L’intelligence artificielle (IA) a émergé comme un sujet d’intérêt dans la création de jeux vidéo, se concentrant sur son potentiel à améliorer la narration et les réactions des personnages. Cependant, il n’est pas prévu que cette technologie remplace l’écriture créative humaine, comme l’indique Erik Wolpaw, un développeur reconnu de Valve. Dans des déclarations récentes, Wolpaw a souligné que bien qu’il ait expérimenté avec l’IA, ces efforts sont indépendants et ne font pas partie des politiques officielles de l’entreprise.
Valve veut tester l’IA
Lors d’un échange sur la chaîne MinnMax, Wolpaw a souligné que l’IA, bien qu’elle puisse être utile pour générer des réponses rapides de personnages non jouables (PNJ) basées sur les interactions des joueurs, est encore loin d’égaler la qualité de l’écriture humaine. « Actuellement, je ne suis pas inquiet que l’IA remplace l’écriture créative car elle est plutôt mauvaise à cela », a-t-il affirmé, soulignant que la technologie nécessite encore beaucoup de développement avant d’être considérée sérieuse pour le scénario.
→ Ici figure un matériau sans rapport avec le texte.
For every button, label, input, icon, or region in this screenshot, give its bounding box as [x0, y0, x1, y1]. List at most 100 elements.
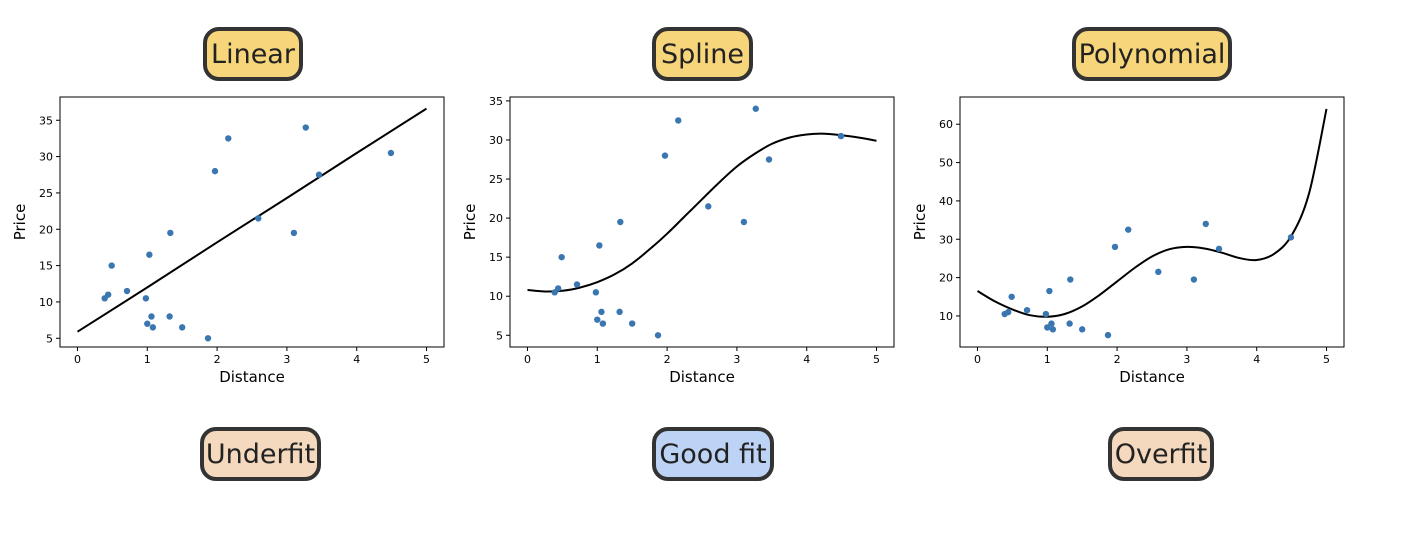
linear-plot-frame [59, 96, 445, 348]
linear-x-tick-label: 1 [144, 353, 151, 366]
linear-x-tick-label: 0 [74, 353, 81, 366]
linear-x-tick-label: 4 [353, 353, 360, 366]
polynomial-data-point [1044, 324, 1051, 331]
linear-data-point [290, 229, 298, 237]
polynomial-x-tick-label: 2 [1114, 353, 1121, 366]
spline-data-point [616, 308, 623, 316]
spline-data-point [675, 117, 682, 124]
spline-data-point [617, 218, 624, 226]
spline-data-point [752, 105, 759, 112]
polynomial-data-point [1202, 220, 1209, 228]
linear-fit-curve [76, 107, 428, 333]
linear-y-tick-label: 5 [46, 332, 53, 345]
spline-data-point [594, 316, 601, 323]
spline-y-tick-label: 30 [489, 134, 503, 147]
linear-data-point [166, 313, 173, 320]
polynomial-data-point [1078, 326, 1086, 333]
polynomial-data-point [1004, 308, 1012, 316]
linear-x-tick-label: 3 [283, 353, 290, 366]
polynomial-data-point [1023, 306, 1031, 314]
linear-x-tick-label: 2 [214, 353, 221, 366]
polynomial-x-tick-label: 0 [974, 353, 981, 366]
good-fit-badge: Good fit [652, 427, 774, 481]
linear-data-point [144, 320, 151, 327]
polynomial-data-point [1067, 276, 1074, 283]
overfit-badge: Overfit [1108, 427, 1214, 481]
linear-data-point [204, 335, 212, 342]
spline-badge: Spline [652, 27, 753, 81]
linear-y-tick-label: 35 [39, 114, 53, 127]
spline-y-tick-label: 15 [489, 251, 503, 264]
spline-y-tick-label: 25 [489, 173, 503, 186]
polynomial-data-point [1125, 226, 1132, 233]
spline-data-point [592, 289, 600, 296]
polynomial-y-tick-label: 10 [939, 310, 953, 323]
spline-data-point [765, 156, 773, 163]
spline-data-point [573, 281, 581, 288]
linear-badge: Linear [203, 27, 303, 81]
polynomial-badge: Polynomial [1072, 27, 1232, 81]
polynomial-data-point [1066, 320, 1073, 327]
linear-data-point [255, 215, 262, 222]
linear-x-axis-label: Distance [219, 368, 285, 386]
linear-y-axis-label: Price [11, 204, 29, 241]
polynomial-data-point [1048, 320, 1055, 327]
polynomial-data-point [1042, 310, 1050, 318]
polynomial-data-point [1287, 234, 1295, 241]
linear-data-point [149, 324, 157, 331]
polynomial-data-point [1046, 287, 1053, 295]
linear-data-point [108, 262, 115, 269]
linear-data-point [123, 287, 131, 295]
underfit-badge: Underfit [200, 427, 321, 481]
spline-y-axis-label: Price [461, 204, 479, 241]
spline-x-tick-label: 1 [594, 353, 601, 366]
polynomial-x-tick-label: 5 [1323, 353, 1330, 366]
linear-data-point [148, 313, 155, 320]
spline-y-tick-label: 35 [489, 95, 503, 108]
polynomial-y-tick-label: 60 [939, 118, 953, 131]
spline-data-point [558, 253, 565, 261]
polynomial-data-point [1190, 276, 1198, 283]
linear-data-point [387, 149, 395, 157]
polynomial-y-tick-label: 40 [939, 195, 953, 208]
polynomial-fit-curve [976, 108, 1328, 318]
linear-y-tick-label: 10 [39, 296, 53, 309]
linear-data-point [315, 171, 323, 178]
linear-data-point [178, 324, 186, 331]
linear-data-point [302, 124, 309, 131]
linear-data-point [104, 291, 112, 298]
spline-x-axis-label: Distance [669, 368, 735, 386]
polynomial-data-point [1215, 245, 1223, 253]
spline-data-point [705, 203, 712, 210]
spline-data-point [661, 152, 669, 159]
spline-x-tick-label: 5 [873, 353, 880, 366]
linear-y-tick-label: 15 [39, 260, 53, 273]
spline-data-point [554, 285, 562, 292]
spline-data-point [837, 132, 845, 140]
spline-data-point [654, 332, 662, 339]
linear-data-point [211, 167, 219, 175]
linear-data-point [225, 135, 232, 142]
spline-data-point [596, 242, 603, 249]
linear-y-tick-label: 20 [39, 223, 53, 236]
spline-y-tick-label: 20 [489, 212, 503, 225]
spline-y-tick-label: 5 [496, 329, 503, 342]
spline-x-tick-label: 2 [664, 353, 671, 366]
spline-data-point [598, 308, 605, 316]
polynomial-y-tick-label: 30 [939, 233, 953, 246]
spline-data-point [599, 320, 607, 327]
polynomial-data-point [1111, 243, 1119, 251]
spline-data-point [628, 320, 636, 327]
spline-fit-curve [527, 132, 877, 293]
polynomial-x-tick-label: 3 [1183, 353, 1190, 366]
polynomial-x-tick-label: 4 [1253, 353, 1260, 366]
polynomial-data-point [1049, 326, 1057, 333]
polynomial-y-axis-label: Price [911, 204, 929, 241]
spline-x-tick-label: 3 [733, 353, 740, 366]
spline-y-tick-label: 10 [489, 290, 503, 303]
linear-y-tick-label: 25 [39, 187, 53, 200]
linear-y-tick-label: 30 [39, 151, 53, 164]
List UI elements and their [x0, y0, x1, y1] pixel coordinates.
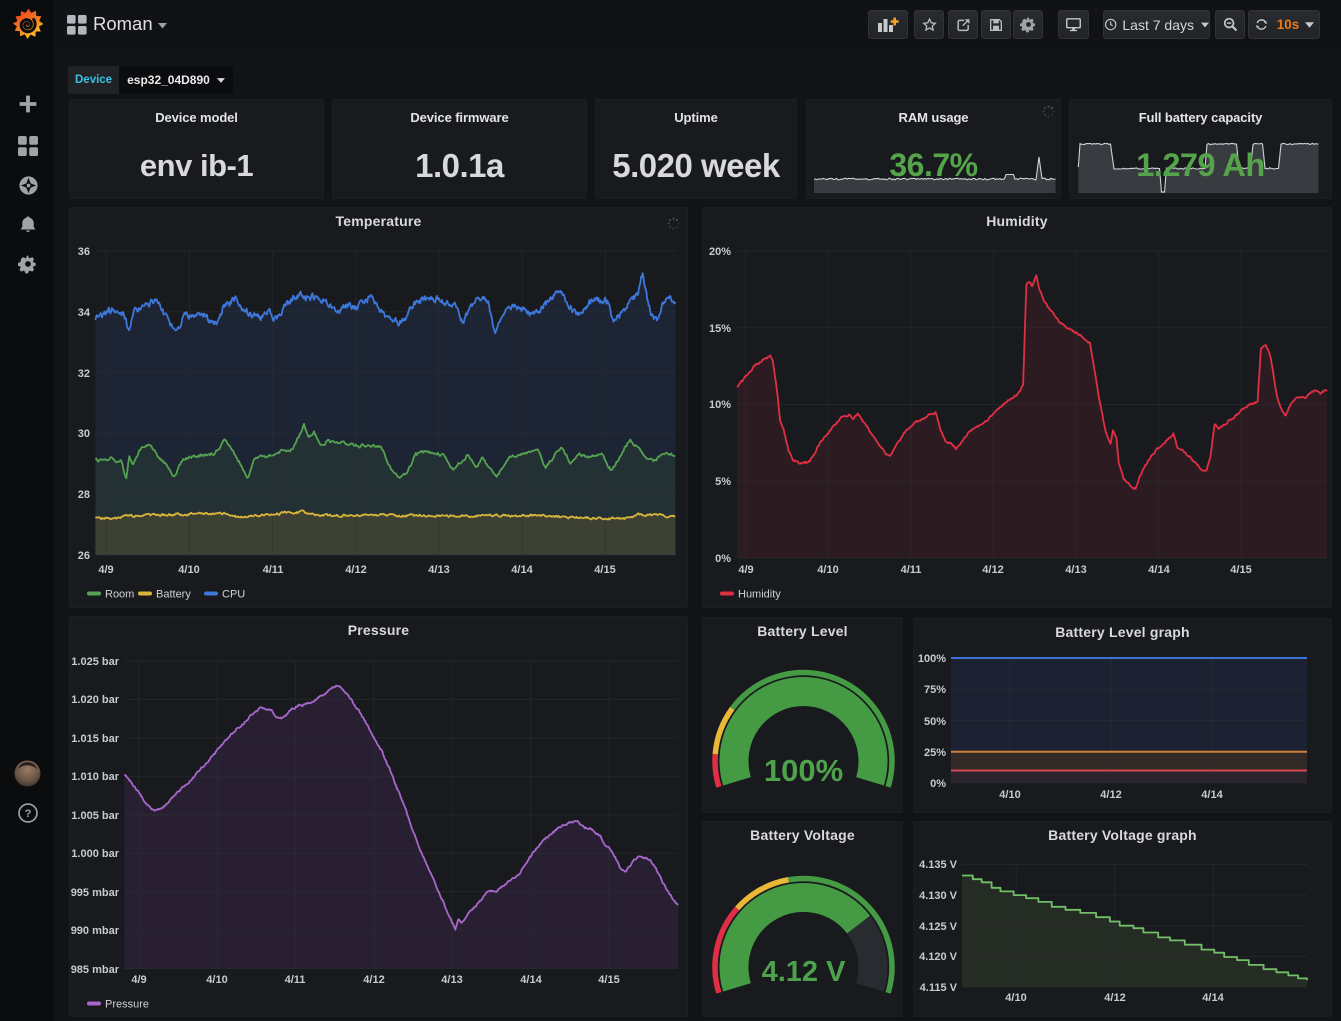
svg-text:10%: 10%: [709, 399, 731, 411]
svg-text:30: 30: [78, 428, 90, 440]
svg-text:4.130 V: 4.130 V: [919, 890, 958, 902]
svg-text:4/12: 4/12: [345, 564, 366, 576]
svg-text:4/10: 4/10: [999, 789, 1020, 801]
svg-text:32: 32: [78, 368, 90, 380]
svg-text:4/14: 4/14: [1202, 992, 1224, 1004]
svg-text:4/13: 4/13: [1065, 564, 1086, 576]
svg-text:4.135 V: 4.135 V: [919, 859, 958, 871]
svg-text:4/15: 4/15: [594, 564, 615, 576]
svg-text:4/12: 4/12: [982, 564, 1003, 576]
svg-text:985 mbar: 985 mbar: [71, 964, 120, 976]
svg-text:5%: 5%: [715, 476, 731, 488]
svg-text:36: 36: [78, 246, 90, 258]
svg-text:100%: 100%: [764, 753, 843, 788]
svg-text:1.010 bar: 1.010 bar: [71, 771, 119, 783]
svg-text:4/15: 4/15: [598, 974, 619, 986]
svg-text:0%: 0%: [715, 553, 731, 565]
svg-text:1.000 bar: 1.000 bar: [71, 848, 119, 860]
svg-text:1.005 bar: 1.005 bar: [71, 810, 119, 822]
svg-text:4.125 V: 4.125 V: [919, 921, 958, 933]
svg-text:28: 28: [78, 489, 90, 501]
svg-text:4/12: 4/12: [1100, 789, 1121, 801]
svg-text:1.015 bar: 1.015 bar: [71, 733, 119, 745]
svg-text:Pressure: Pressure: [105, 999, 149, 1011]
svg-text:4/9: 4/9: [738, 564, 753, 576]
svg-text:4.115 V: 4.115 V: [920, 982, 958, 994]
svg-text:4/9: 4/9: [131, 974, 146, 986]
svg-text:75%: 75%: [924, 684, 946, 696]
svg-text:20%: 20%: [709, 246, 731, 258]
svg-text:4/10: 4/10: [206, 974, 227, 986]
svg-text:0%: 0%: [930, 778, 946, 790]
svg-text:CPU: CPU: [222, 589, 245, 601]
svg-text:Room: Room: [105, 589, 134, 601]
svg-text:4/12: 4/12: [1104, 992, 1125, 1004]
svg-text:4/15: 4/15: [1230, 564, 1251, 576]
svg-text:990 mbar: 990 mbar: [71, 925, 120, 937]
svg-text:4/11: 4/11: [285, 974, 306, 986]
svg-text:Battery: Battery: [156, 589, 191, 601]
svg-text:4/10: 4/10: [817, 564, 838, 576]
svg-text:15%: 15%: [709, 323, 731, 335]
svg-text:4.120 V: 4.120 V: [919, 951, 958, 963]
svg-text:4/12: 4/12: [363, 974, 384, 986]
svg-text:34: 34: [78, 307, 91, 319]
svg-text:26: 26: [78, 550, 90, 562]
svg-text:4/14: 4/14: [1201, 789, 1223, 801]
svg-text:4/14: 4/14: [511, 564, 533, 576]
svg-text:4/11: 4/11: [901, 564, 922, 576]
svg-text:100%: 100%: [918, 653, 946, 665]
svg-text:4/11: 4/11: [263, 564, 284, 576]
svg-text:4.12 V: 4.12 V: [762, 956, 846, 988]
svg-text:?: ?: [25, 808, 32, 820]
svg-text:4/13: 4/13: [441, 974, 462, 986]
svg-text:4/14: 4/14: [520, 974, 542, 986]
svg-text:25%: 25%: [924, 747, 946, 759]
svg-text:4/9: 4/9: [98, 564, 113, 576]
svg-text:4/14: 4/14: [1148, 564, 1170, 576]
svg-text:Humidity: Humidity: [738, 589, 781, 601]
svg-text:1.020 bar: 1.020 bar: [71, 694, 119, 706]
svg-text:50%: 50%: [924, 716, 946, 728]
svg-text:4/10: 4/10: [1005, 992, 1026, 1004]
svg-text:4/13: 4/13: [428, 564, 449, 576]
svg-text:4/10: 4/10: [178, 564, 199, 576]
svg-text:995 mbar: 995 mbar: [71, 887, 120, 899]
svg-text:1.025 bar: 1.025 bar: [71, 656, 119, 668]
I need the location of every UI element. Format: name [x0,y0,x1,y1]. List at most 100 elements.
La vision de Wolpaw se concentre sur l’IA comme un outil qui pourrait enrichir l’expérience de jeu, incitant les PNJ à réagir de manière plus dynamique pendant le jeu, comme on le voit dans des exemples de chaos social dans des titres comme Grand Theft Auto. Cependant,ses expériences sont encore naissantes et n’ont pas été mises en pratique dans aucun projet officiel de Valve.
En parallèle, la communauté des joueurs a réagi de manière mitigée à l’utilisation de l’IA générative dans les jeux vidéo. Bien que certains aient exprimé leur rejet, un rapport récent suggère que la majorité reste neutre à ce sujet. Alors que de grandes entreprises comme Electronic Arts et Square Enix explorent l’IA comme outil pour réduire les coûts, Wolpaw maintient une position claire : l’utilisation de la technologie doit se concentrer sur l’amélioration de l’expérience du joueur, et non sur la réduction des dépenses.